8. A Game of Thrones: Hand of the King
What interests me is about this game is not the theme (which I suspect will be paper thin), but that it is the latest game by Bruno Cathala, easily in my top three favourite designers (I love Five Tribes and 7 Wonders: Duel). Hand of the King seems to be a similar style of puzzle game, one that is easy enough to explain to newcomers but complex enough to reward solving the puzzles it offers. It certainly won’t be for everyone, but I do love me a puzzle game, and Mr Cathala has more than earned my trust.
7. Star Trek: Ascendancy
Star Trek: Ascendancy promises an epic, asymmetrical space adventure that has definitely piqued my interest. Finally, players will be able to take command of a great empire from the source material and boldly go where no-one has gone before! Whilst I haven’t seen much of the series, I’m interested enough to see if the “epic space 4X” shaped hole in my cupboard can be plugged with this beast of a game.
Ryan Laukat is an absolute weapon; it’s not often you get the same person being the designer, artist AND publisher for a game. The Above and Below universe offers a whimsical journey of light-hearted fun, and the nautical theme of Islebound is an attractive glimpse of the world. The game promises various routes to success, such as being a pirate or befriending the happy people of the world. I’m constantly on the lookout for lighter, family friendly games and Islebound is certainly ticking all the boxes it needs to.
5. Terraforming Mars
A fairly deep euro game, players take on the role of corporations trying to terraform Mars the best. The game will involve engine building and card drafting, allowing each corporation to form unique machines of world-altering power. It’s not the prettiest game, but that almost adds to the very gritty, real-world science feel of the whole thing, and it’s an experience I’m very much looking forward to.
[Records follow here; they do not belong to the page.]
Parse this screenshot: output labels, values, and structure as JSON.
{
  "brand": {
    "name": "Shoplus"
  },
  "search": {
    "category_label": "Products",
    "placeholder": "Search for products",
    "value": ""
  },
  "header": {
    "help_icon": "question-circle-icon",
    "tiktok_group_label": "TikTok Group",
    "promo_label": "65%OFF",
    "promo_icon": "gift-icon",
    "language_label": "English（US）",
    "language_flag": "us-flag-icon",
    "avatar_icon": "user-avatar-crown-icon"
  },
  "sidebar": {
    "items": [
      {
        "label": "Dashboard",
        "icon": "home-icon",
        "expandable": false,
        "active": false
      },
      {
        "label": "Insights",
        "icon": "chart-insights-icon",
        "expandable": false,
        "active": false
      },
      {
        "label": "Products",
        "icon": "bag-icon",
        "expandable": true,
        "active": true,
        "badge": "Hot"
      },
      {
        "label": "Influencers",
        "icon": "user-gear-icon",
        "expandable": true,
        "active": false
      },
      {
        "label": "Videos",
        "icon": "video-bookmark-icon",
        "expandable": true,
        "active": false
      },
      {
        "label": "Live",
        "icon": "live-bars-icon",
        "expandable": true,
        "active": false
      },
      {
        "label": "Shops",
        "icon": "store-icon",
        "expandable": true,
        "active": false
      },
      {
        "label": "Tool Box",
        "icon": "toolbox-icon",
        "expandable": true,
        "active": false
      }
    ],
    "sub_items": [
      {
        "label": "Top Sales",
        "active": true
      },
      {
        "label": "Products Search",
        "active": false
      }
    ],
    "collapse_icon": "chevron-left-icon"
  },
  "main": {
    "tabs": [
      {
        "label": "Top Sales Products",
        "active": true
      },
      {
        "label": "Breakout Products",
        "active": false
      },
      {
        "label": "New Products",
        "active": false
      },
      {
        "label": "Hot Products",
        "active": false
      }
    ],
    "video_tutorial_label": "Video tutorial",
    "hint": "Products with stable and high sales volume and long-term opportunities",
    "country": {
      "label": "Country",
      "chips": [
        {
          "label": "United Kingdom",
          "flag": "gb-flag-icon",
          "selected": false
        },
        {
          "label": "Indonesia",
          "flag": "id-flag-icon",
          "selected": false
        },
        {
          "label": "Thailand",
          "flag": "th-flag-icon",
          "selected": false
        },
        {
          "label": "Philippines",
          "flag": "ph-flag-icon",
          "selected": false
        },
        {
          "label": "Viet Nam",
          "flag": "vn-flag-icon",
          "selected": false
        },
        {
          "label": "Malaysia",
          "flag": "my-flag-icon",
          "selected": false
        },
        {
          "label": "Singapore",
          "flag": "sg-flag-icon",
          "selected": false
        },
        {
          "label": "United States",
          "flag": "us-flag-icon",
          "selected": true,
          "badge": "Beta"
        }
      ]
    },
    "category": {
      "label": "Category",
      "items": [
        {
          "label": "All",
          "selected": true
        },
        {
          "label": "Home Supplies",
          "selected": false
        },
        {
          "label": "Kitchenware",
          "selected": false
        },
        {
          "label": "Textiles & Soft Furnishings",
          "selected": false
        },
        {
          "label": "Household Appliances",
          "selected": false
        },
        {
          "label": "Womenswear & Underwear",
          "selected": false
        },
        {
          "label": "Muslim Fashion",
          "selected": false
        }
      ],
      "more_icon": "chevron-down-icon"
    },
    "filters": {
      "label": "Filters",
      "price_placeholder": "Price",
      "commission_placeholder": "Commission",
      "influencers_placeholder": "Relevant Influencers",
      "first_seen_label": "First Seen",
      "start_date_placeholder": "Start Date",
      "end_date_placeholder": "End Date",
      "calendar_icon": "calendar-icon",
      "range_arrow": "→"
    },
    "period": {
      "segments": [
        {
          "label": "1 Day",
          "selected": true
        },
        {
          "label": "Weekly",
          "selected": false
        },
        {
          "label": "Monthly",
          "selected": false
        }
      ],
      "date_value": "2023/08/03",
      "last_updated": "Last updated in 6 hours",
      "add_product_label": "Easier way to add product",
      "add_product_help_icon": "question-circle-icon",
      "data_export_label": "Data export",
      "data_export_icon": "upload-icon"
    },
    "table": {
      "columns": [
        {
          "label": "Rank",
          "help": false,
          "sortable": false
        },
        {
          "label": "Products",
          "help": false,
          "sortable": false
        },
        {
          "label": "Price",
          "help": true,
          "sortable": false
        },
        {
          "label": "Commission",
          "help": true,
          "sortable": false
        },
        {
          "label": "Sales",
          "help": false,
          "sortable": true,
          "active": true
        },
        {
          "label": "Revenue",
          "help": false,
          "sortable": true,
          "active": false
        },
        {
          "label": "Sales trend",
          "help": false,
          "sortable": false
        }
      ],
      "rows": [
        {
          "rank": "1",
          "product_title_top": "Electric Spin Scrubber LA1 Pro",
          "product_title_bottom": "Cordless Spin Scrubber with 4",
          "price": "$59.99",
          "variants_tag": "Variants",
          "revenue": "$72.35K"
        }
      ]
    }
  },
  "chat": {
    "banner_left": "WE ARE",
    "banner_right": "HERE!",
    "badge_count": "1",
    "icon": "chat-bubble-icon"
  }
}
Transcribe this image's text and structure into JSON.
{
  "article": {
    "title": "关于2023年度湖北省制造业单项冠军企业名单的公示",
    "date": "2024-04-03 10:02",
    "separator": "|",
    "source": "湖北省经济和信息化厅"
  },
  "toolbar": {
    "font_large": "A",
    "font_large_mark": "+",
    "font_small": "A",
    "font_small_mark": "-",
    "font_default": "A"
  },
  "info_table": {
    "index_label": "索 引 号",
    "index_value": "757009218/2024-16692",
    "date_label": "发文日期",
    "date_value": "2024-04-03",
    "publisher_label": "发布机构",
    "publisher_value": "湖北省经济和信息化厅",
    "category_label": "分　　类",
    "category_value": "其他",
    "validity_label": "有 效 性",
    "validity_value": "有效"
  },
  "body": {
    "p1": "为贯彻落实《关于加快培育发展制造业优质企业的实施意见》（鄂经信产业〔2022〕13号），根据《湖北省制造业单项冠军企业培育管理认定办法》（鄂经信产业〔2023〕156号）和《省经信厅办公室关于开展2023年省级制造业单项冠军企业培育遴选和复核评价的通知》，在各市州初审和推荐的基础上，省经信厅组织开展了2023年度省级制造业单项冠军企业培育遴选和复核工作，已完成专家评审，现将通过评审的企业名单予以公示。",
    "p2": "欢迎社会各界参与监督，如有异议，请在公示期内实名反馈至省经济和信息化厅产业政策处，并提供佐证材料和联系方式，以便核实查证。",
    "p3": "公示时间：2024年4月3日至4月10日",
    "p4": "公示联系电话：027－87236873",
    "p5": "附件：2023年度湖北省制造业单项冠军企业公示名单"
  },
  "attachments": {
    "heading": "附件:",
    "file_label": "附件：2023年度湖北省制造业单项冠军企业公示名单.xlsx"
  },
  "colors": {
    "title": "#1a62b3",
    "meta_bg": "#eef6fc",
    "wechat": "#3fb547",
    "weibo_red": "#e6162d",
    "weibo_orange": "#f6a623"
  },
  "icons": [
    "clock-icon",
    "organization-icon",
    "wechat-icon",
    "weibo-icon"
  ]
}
4. Vast: The Crystal Caverns
One of the games that came out of nowhere and took Gencon by storm was Vast: The Crystal Caverns. Touted as “the most asymmetrical game ever”, the game plays wildly differently at different player counts and with different combinations. You may be the Knight trying to slay the Dragon. Perhaps you’d rather be the Dragon trying to eat the Goblins? Maybe the Goblins tickle your fancy and you’d rather defeat the Knight. What about the Thief, who’s not even involved in that triangle? Well, if none of those tickle your fancy, why not play the CAVE ITSELF and try and crush everyone? While not the most unique theme ever, this ambitious title is something I’m very much looking forward to tabling.
3. Cry Havoc
We’ve had space exploration. We’ve had terraforming. What about good ol’ combat? Cry Havoc is yet another sci-fi game, this time taking place on a contested planet. Each player takes control of a very unique race in this area control game, with vastly different powers and play-styles. With a sprinkling of deckbuilding and one of the best combat systems I’ve ever heard of, Cry Havoc looks like a serious contender for many people’s game of the year. With hype like that, can you blame me for jumping on the bandwagon?
2. New Angeles
I’m not a huge fan of Netrunner, but I love the cyberpunk universe of Android. New Angeles’ premise. The game reminds me of Archipelago; players need to work together to ensure the populace are satisfied and don’t riot (well, not too much at least). The draw of this game for me is finding out whether the “collaborative” component of the game will succeed. From what I’ve seen, I’m excited (though I worry it may seem a bit too vicious) and I suspect it will be a mega hit if not too expensive.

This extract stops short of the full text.